Friday, January 31, 2014

Lentilicious


It gets my attention when a chef says that they could eat a particular dish every night which is what Yotam Ottolenghi said about the above dish.  While I haven't made it daily, I have made it twice in as many weeks and it is really good--a cross between a lentil stew and hummus, but served warm (which is totally necessary since we're in the middle of a very harsh winter here.)

I made it once with regular old brown lentils and once with the more swanky French Puy Lentils that Ottolenghi called for and what do you know, I liked the more humble lentils better. He had to crush the French kind at the end of his recipe, while I found the slightly less firm brown lentils made for the perfect texture (the above photo is of the French kind; I forgot to take a picture when I made it with the brown, but it was a bit softer and saucier.)

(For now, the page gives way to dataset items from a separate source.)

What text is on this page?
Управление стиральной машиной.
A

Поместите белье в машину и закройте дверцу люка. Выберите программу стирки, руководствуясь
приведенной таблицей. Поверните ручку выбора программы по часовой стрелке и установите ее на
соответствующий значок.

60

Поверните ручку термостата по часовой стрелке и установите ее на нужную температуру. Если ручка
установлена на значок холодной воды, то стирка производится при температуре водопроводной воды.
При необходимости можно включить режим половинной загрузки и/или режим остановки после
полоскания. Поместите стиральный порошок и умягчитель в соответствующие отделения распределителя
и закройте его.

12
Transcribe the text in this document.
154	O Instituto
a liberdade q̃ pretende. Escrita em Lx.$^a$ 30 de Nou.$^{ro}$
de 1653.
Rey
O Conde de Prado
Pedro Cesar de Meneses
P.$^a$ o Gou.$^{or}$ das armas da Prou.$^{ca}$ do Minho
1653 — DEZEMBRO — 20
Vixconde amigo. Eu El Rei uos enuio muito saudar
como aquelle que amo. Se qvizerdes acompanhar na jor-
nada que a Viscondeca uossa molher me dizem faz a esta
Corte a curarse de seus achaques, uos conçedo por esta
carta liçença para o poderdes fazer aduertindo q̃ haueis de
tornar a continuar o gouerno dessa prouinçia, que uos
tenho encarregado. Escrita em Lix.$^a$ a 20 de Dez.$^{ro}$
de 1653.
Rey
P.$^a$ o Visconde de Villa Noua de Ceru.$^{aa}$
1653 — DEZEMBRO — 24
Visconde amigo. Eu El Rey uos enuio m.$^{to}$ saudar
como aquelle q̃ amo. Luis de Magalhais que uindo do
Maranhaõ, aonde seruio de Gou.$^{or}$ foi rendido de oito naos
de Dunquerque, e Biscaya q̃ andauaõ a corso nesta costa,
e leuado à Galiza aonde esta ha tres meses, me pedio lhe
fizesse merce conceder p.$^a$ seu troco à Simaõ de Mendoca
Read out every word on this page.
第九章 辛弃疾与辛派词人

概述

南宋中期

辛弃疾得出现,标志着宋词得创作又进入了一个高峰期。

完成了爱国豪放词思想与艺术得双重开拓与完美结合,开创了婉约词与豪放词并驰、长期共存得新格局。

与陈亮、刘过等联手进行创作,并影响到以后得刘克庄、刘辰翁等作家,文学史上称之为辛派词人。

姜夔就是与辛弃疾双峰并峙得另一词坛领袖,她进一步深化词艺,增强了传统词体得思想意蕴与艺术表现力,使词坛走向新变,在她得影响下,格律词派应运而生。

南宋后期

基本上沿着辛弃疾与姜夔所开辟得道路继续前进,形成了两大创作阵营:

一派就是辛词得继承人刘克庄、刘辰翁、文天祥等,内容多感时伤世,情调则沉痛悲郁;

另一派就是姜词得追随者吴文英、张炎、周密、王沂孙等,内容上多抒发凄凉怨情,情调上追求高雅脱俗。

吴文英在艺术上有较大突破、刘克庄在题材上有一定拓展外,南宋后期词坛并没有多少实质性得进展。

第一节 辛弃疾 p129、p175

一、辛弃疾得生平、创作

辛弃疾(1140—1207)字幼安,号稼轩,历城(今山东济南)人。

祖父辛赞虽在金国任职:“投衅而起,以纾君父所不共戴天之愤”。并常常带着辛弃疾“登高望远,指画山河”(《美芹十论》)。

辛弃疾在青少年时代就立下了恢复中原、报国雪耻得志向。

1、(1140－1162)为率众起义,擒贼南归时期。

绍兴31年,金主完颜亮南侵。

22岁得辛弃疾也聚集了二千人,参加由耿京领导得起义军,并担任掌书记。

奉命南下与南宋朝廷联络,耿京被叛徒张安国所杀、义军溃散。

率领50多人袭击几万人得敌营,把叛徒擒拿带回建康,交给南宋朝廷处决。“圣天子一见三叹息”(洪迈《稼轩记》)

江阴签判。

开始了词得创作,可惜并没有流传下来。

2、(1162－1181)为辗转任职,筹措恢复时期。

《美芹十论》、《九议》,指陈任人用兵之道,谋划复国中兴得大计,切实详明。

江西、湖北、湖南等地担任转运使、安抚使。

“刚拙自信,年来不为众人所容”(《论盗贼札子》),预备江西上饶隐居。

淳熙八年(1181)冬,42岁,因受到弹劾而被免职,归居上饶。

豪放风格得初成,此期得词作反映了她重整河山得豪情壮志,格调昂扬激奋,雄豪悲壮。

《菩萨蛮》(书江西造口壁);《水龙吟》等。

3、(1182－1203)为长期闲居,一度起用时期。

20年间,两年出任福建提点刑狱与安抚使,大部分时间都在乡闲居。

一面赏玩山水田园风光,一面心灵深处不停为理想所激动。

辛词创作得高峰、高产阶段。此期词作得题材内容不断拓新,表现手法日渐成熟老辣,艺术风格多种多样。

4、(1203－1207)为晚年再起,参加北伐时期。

Once I served it with brown rice because I already had some cooked and it was fast and easy and fine. But it was even better when I took the extra step of making pita bread to go with it--hot, soft, puffy bread pillows were the perfect medium for scooping up the saucy lentils. Add a green salad and you have a fantastic meal.


Lentils with Tahini and Cumin
adapted from Yotam Ottolenghi's Crushed Puy Lentils with Tahini and Cumin

3 garlic cloves, peeled and crushed
2 T butter
2 T olive oil
1 C lentils (I prefer the humble brown lentil)
1 t ground cumin
1 can petite diced tomatoes, or 3 large fresh tomatoes, chopped
a handful of cilantro leaves, chopped
4 T tahini
2 T lemon juice
1 C water
salt and black pepper

garnish:
olive oil
1/2 small red onion, peeled and sliced very thin
1T chopped cilantro

Bring a medium pan of water to a boil. Add the lentils and cook for 15-20 minutes, until completely cooked, drain and set aside. Put the butter and oil in a large sauté pan and place on a medium-high heat. Once the butter melts, add the garlic and cumin, and cook for a minute. Add the tomatoes, the handful of cilantro and the cooked lentils. Cook, stirring, for a couple of minutes, then add the tahini, lemon juice, water, a teaspoon of salt and a good grind of black pepper. Turn down the heat to medium and cook gently, stirring, for a few minutes more, until hot and thickened. Serve each portion with a drizzle of olive oil, a scattering of red onions and a sprinkle of cilantro (or put it all in a warmed serving dish and garnish the whole thing).